With its IP multimedia subsystem (IMS) efforts, the telecom industry is reliving some of its past as well, but with no assurances of different outcomes.
Although many things have changed about the telecom industry over the last two decades, there are some things that seem eternal. One of those is the search for a network architecture that enables rapid service creation by separating the service layer from the network piece parts and creating standards-based interfaces that allow those piece parts to be used and reused as modular building blocks in a plug-and-play scenario that eliminates dependence on vendor-specific technology.
What I’ve just described sounds like IMS--but it could also describe the intelligent network effort of the late 1980s that included multiple industrywide efforts including the Advanced Intelligent Network (AIN) and individual company initiatives.

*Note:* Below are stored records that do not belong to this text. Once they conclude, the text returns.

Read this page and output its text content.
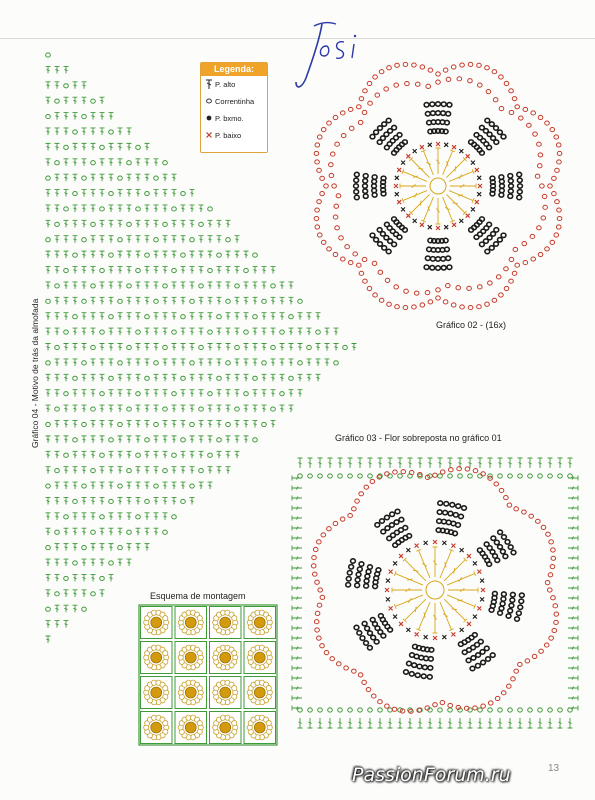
Gráfico 04 - Motivo de trás da almofada
Legenda:
P. alto
Correntinha
P. bxmo.
P. baixo
Gráfico 02 - (16x)
Gráfico 03 - Flor sobreposta no gráfico 01
Esquema de montagem
13
PassionForum.ru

For decades now, service providers have wanted the ability to design their own new services--or hire smart outsiders to do so--without being dependent on their hardware and software vendors to do all the development work for them. They’ve wanted industry standards that eliminate proprietary technology and make it possible for network service providers to use off-the-shelf technology--or at least best-of-breed systems from telecom-specific vendors.
So why is this all so hard? As a recent Yankee Group report indicates, IMS is starting to run afoul of its own hype and suffer some of the same kinds of problems that ultimately stymied previous efforts at the nirvana of network architectures. As happened in the 1980s when companies such as Pacific Telesis (now part of AT&T) launched their own IN initiatives out of impatience with the industry, Verizon launched its own version of IMS last summer.
Granted, I’m now among the industry’s senior citizens, but this has a very déjà vu feeling about it, and not in a positive way. Unless things change, IMS could be seriously derailed, or produce a much less ambitious transformation of the telecom network that is intended--or very much needed.
Like Taye Diggs’ character on “Daybreak,” the telecom industry needs to learn from what has gone before or be doomed to repeat it.